On a recent trip to Baltimore’s Inner Harbor, Jacob Arbittier, 18, and his father, Doug, residents of York, Pa., wandered into The Flag Shop in the Pratt Street Pavilion. The store was typical of those found in any tourist destination. There were flags, T-shirts, sports memorabilia, military garb and a smorgasbord of other knickknacks, large and small, from countries worldwide.
Jacob Arbittier came across a revolving display of plastic wristbands with flags and different countries’ names on them. As he flipped through, there was one wristband that threw him for a loop. The black rubber bracelet was painted with a Nazi flag.
“It was kind of shocking to see it,” Jacob Arbittier said.
Store manager Harold Simms said the half-dozen or so wristbands were a special order that a customer never picked up, so, stuck with them, the store decided to try to sell them. In defending his decision, Simms told the JT that the shop will “sell everything, including Confederate flags.”
Jacob Arbittier emailed theBaltimore Jewish Times, which visited the store the next day, on June 20. A bracelet was purchased, and an employee was asked about the store’s policy. The staffer refused to be interviewed, but the next day, when this reporter telephoned the shop, Simms said the bands had been pulled.
“We live for customer service,” Simms said, noting the flag shop has been in business for 25 years. “We don’t offend customers.”
The JT visited the store again on June 24; the wristbands had been removed. Jacob Arbittier’s response: “That’s awesome.”
“Individual persons, if they see something wrong or something that upsets them, I think they should know that they have the power to do something about it,” Jacob Arbittier said.
Aaron W., an Alabama resident who declined to give his last name because he is a government worker, visited the shop with his daughter on Thursday, June 20. While he mentioned that they live near a Ku Klux Klan meeting area, and he fought for ‘the right to freedom’ in Desert Storm, he said that the swastika is insulting to Holocaust survivors and the store shouldn’t be selling it.
“Certain things in American culture bring about hatred, and this is one of them,” he said.
David Friedman, regional director of the Anti-Defamation League’s Washington, D.C., office, said there’s no justification for the store selling the wristbands.
“It’s outrageous, it’s offensive, and they should be ashamed of making money by pandering to people’s stupidity or hatred,” he said.
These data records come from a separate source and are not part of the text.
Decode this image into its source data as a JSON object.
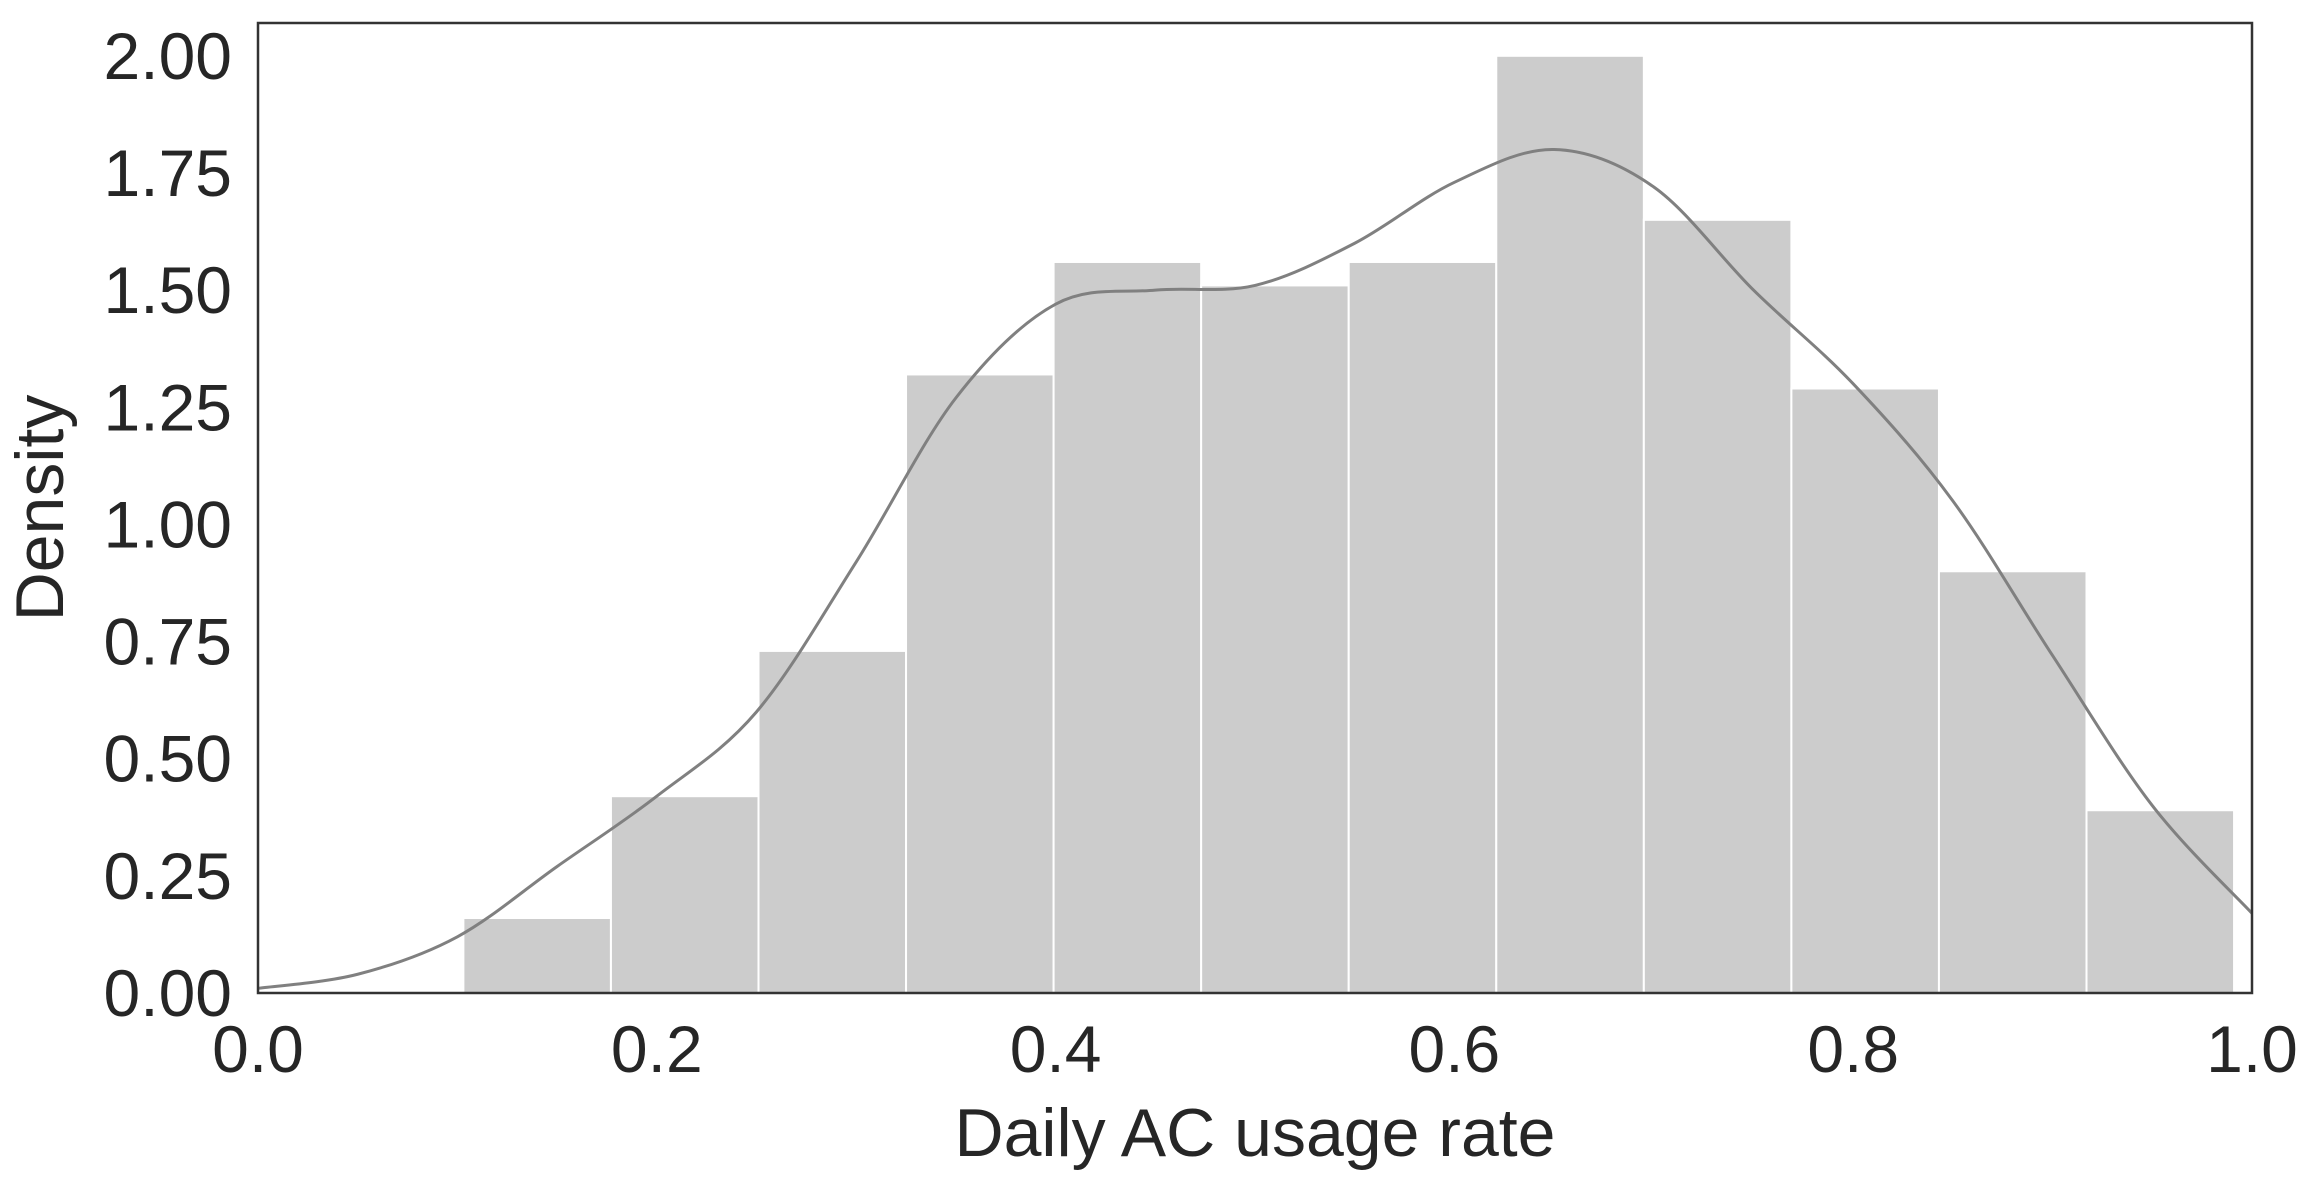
{
  "chart_data": {
    "type": "bar",
    "subtype": "histogram-with-kde",
    "xlabel": "Daily AC usage rate",
    "ylabel": "Density",
    "xlim": [
      0.0,
      1.0
    ],
    "ylim": [
      0.0,
      2.07
    ],
    "xticks": [
      "0.0",
      "0.2",
      "0.4",
      "0.6",
      "0.8",
      "1.0"
    ],
    "yticks": [
      "0.00",
      "0.25",
      "0.50",
      "0.75",
      "1.00",
      "1.25",
      "1.50",
      "1.75",
      "2.00"
    ],
    "grid": false,
    "legend": "none",
    "bins": [
      {
        "start": 0.103,
        "end": 0.177,
        "density": 0.16
      },
      {
        "start": 0.177,
        "end": 0.251,
        "density": 0.42
      },
      {
        "start": 0.251,
        "end": 0.325,
        "density": 0.73
      },
      {
        "start": 0.325,
        "end": 0.399,
        "density": 1.32
      },
      {
        "start": 0.399,
        "end": 0.473,
        "density": 1.56
      },
      {
        "start": 0.473,
        "end": 0.547,
        "density": 1.51
      },
      {
        "start": 0.547,
        "end": 0.621,
        "density": 1.56
      },
      {
        "start": 0.621,
        "end": 0.695,
        "density": 2.0
      },
      {
        "start": 0.695,
        "end": 0.769,
        "density": 1.65
      },
      {
        "start": 0.769,
        "end": 0.843,
        "density": 1.29
      },
      {
        "start": 0.843,
        "end": 0.917,
        "density": 0.9
      },
      {
        "start": 0.917,
        "end": 0.991,
        "density": 0.39
      }
    ],
    "kde": {
      "x": [
        0.0,
        0.05,
        0.1,
        0.15,
        0.2,
        0.25,
        0.3,
        0.35,
        0.4,
        0.45,
        0.5,
        0.55,
        0.6,
        0.65,
        0.7,
        0.75,
        0.8,
        0.85,
        0.9,
        0.95,
        1.0
      ],
      "y": [
        0.01,
        0.04,
        0.12,
        0.27,
        0.42,
        0.6,
        0.92,
        1.27,
        1.47,
        1.5,
        1.51,
        1.6,
        1.73,
        1.8,
        1.72,
        1.5,
        1.3,
        1.05,
        0.72,
        0.4,
        0.17
      ]
    },
    "colors": {
      "bar_fill": "#cccccc",
      "bar_edge": "#ffffff",
      "kde_line": "#808080",
      "axes_frame": "#333333",
      "text": "#262626"
    }
  }
}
Since it’s not a historical item, it only serves the purpose of promoting the swastika, Friedman said.
It is also troubling that a swastika was on display in a place that promotes world awareness and diversity, Friedman said. Fortunately, these incidents are not frequent in the
Baltimore-Washington, D.C., area, he said. He recalled an incident a few years ago at a stand near Union Station in Washington, where a swastika pin was being sold among flag pins, but he believes it was taken down.
Doug Arbittier, who said selling these wristbands was “callous and misinformed,” was also shocked to see the swastika in downtown Baltimore, which attracts tourists from all over the world.
“Baltimore is a melting pot like many other large cities, so to see a sign of intolerance in a melting pot was amazing to me,” he said.
Since the end result was positive, Doug Arbittier said he thinks it was a great lesson for his son, who will be a freshman at Syracuse University in the fall.
“It shows that if you believe in something strongly, you need to go through the proper channels to bring about the change you want to see happen,” he said. Jacob Arbittier had also contact the ADL.
“It was clear to me that the owner of the shop and the manager had no understanding of the implications. They were willing to brush it off,” he said. “They should take a trip to the Holocaust museum.”